In this book, award-winning author James K. A. Smith shows that who and what we worship fundamentally shape our hearts. And while we desire to shape culture, we are not often aware of how culture shapes us. We might not realize the ways our hearts are being taught to love rival gods instead of the One for whom we were made. Smith helps readers recognize the formative power of culture and the transformative possibilities of Christian practices. He explains that worship is the "imagination station" that incubates our loves and longings so that our cultural endeavors are indexed toward God and his kingdom. This is why the church and worshiping in a local community of believers should be the hub and heart of Christian formation and discipleship.

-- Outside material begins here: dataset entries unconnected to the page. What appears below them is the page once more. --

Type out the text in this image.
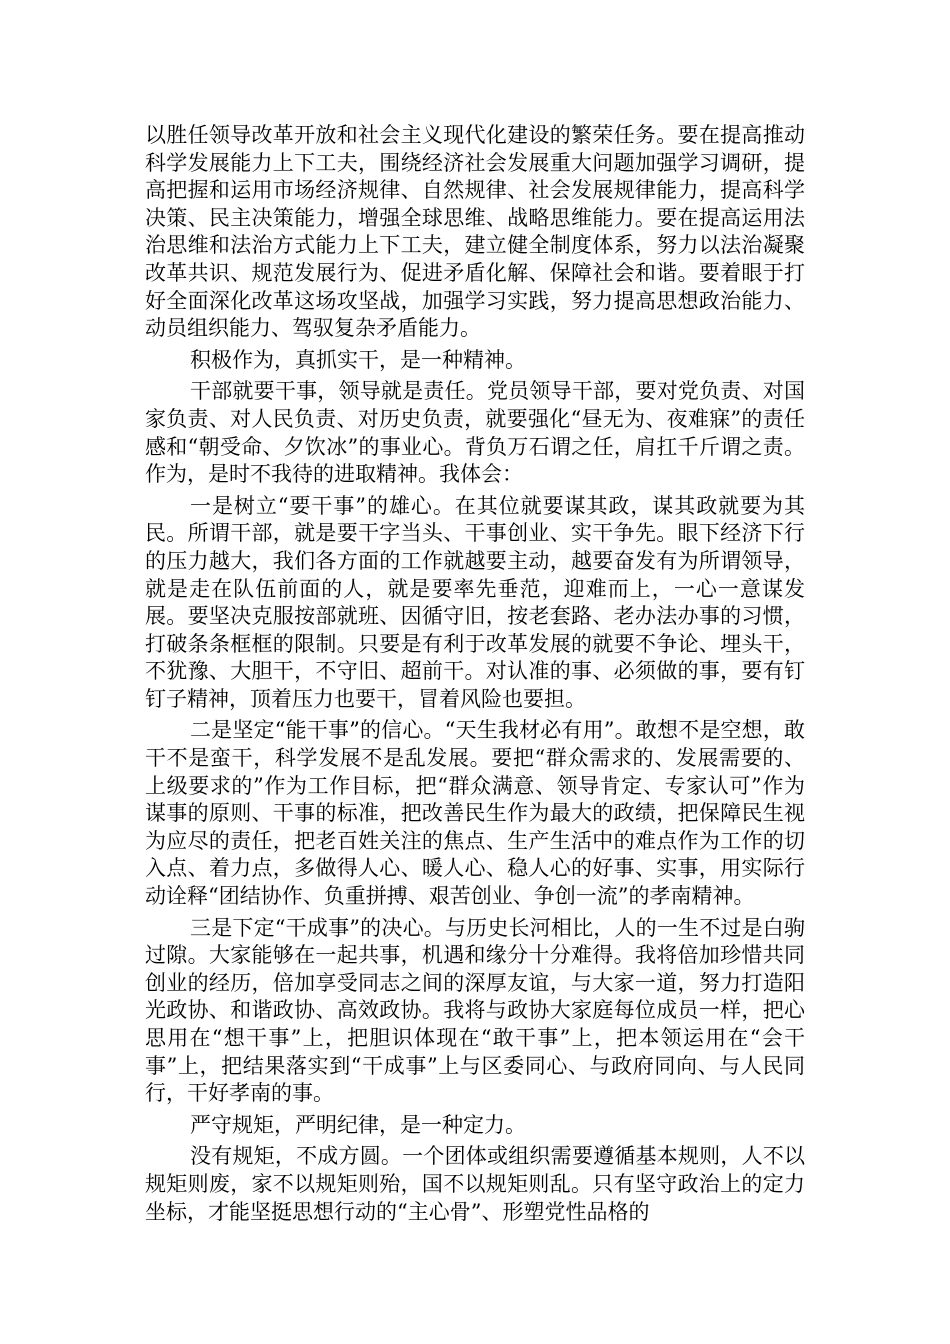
以胜任领导改革开放和社会主义现代化建设的繁荣任务。要在提高推动科学发展能力上下工夫，围绕经济社会发展重大问题加强学习调研，提高把握和运用市场经济规律、自然规律、社会发展规律能力，提高科学决策、民主决策能力，增强全球思维、战略思维能力。要在提高运用法治思维和法治方式能力上下工夫，建立健全制度体系，努力以法治凝聚改革共识、规范发展行为、促进矛盾化解、保障社会和谐。要着眼于打好全面深化改革这场攻坚战，加强学习实践，努力提高思想政治能力、动员组织能力、驾驭复杂矛盾能力。

积极作为，真抓实干，是一种精神。

干部就要干事，领导就是责任。党员领导干部，要对党负责、对国家负责、对人民负责、对历史负责，就要强化“昼无为、夜难寐”的责任感和“朝受命、夕饮冰”的事业心。背负万石谓之任，肩扛千斤谓之责。作为，是时不我待的进取精神。我体会：

一是树立“要干事”的雄心。在其位就要谋其政，谋其政就要为其民。所谓干部，就是要干字当头、干事创业、实干争先。眼下经济下行的压力越大，我们各方面的工作就越要主动，越要奋发有为所谓领导，就是走在队伍前面的人，就是要率先垂范，迎难而上，一心一意谋发展。要坚决克服按部就班、因循守旧，按老套路、老办法办事的习惯，打破条条框框的限制。只要是有利于改革发展的就要不争论、埋头干，不犹豫、大胆干，不守旧、超前干。对认准的事、必须做的事，要有钉钉子精神，顶着压力也要干，冒着风险也要担。

二是坚定“能干事”的信心。“天生我材必有用”。敢想不是空想，敢干不是蛮干，科学发展不是乱发展。要把“群众需求的、发展需要的、上级要求的”作为工作目标，把“群众满意、领导肯定、专家认可”作为谋事的原则、干事的标准，把改善民生作为最大的政绩，把保障民生视为应尽的责任，把老百姓关注的焦点、生产生活中的难点作为工作的切入点、着力点，多做得人心、暖人心、稳人心的好事、实事，用实际行动诠释“团结协作、负重拼搏、艰苦创业、争创一流”的孝南精神。

三是下定“干成事”的决心。与历史长河相比，人的一生不过是白驹过隙。大家能够在一起共事，机遇和缘分十分难得。我将倍加珍惜共同创业的经历，倍加享受同志之间的深厚友谊，与大家一道，努力打造阳光政协、和谐政协、高效政协。我将与政协大家庭每位成员一样，把心思用在“想干事”上，把胆识体现在“敢干事”上，把本领运用在“会干事”上，把结果落实到“干成事”上与区委同心、与政府同向、与人民同行，干好孝南的事。

严守规矩，严明纪律，是一种定力。

没有规矩，不成方圆。一个团体或组织需要遵循基本规则，人不以规矩则废，家不以规矩则殆，国不以规矩则乱。只有坚守政治上的定力坐标，才能坚挺思想行动的“主心骨”、形塑党性品格的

Following the publication of his influential work Desiring the Kingdom, Smith received numerous requests from pastors and leaders for a more accessible version of that book's content. No mere abridgment, this new book draws on years of Smith's popular presentations on the ideas in Desiring the Kingdomto offer a fresh, bottom-up rearticulation. The author creatively uses film, literature, and music illustrations to engage readers and includes new material on marriage, family, youth ministry, and faith and work. He also suggests individual and communal practices for shaping the Christian life.
Contents 1. You Are What You Love: To Worship Is Human 2. You Might Not Love What You Think: Learning to Read "Secular" Liturgies 3. The Spirit Meets You Where You Are: Historic Worship for a Postmodern Age 4. What Story Are You In? The Narrative Arc of Formative Christian Worship 5. Guard Your Heart: The Liturgies of Home 6. Teach Your Children Well: Learning by Heart 7. You Make What You Want: Vocational Liturgies Epilogue For Further Reading
"James K. A. Smith's You Are What You Love provides a user-friendly introduction to the sweeping Augustinian insight that we are shaped most by what we love most, more so than by what we think or do. If sin and virtue are disordered and rightly ordered love, respectively, and if the only way to change is to change what we worship, then this will lead us to rethink how we conduct Christian work and ministry.
Jamie gives some foundational ideas on how this affects our corporate worship, our Christian education and formation, and our vocations in the world. An important, provocative volume!"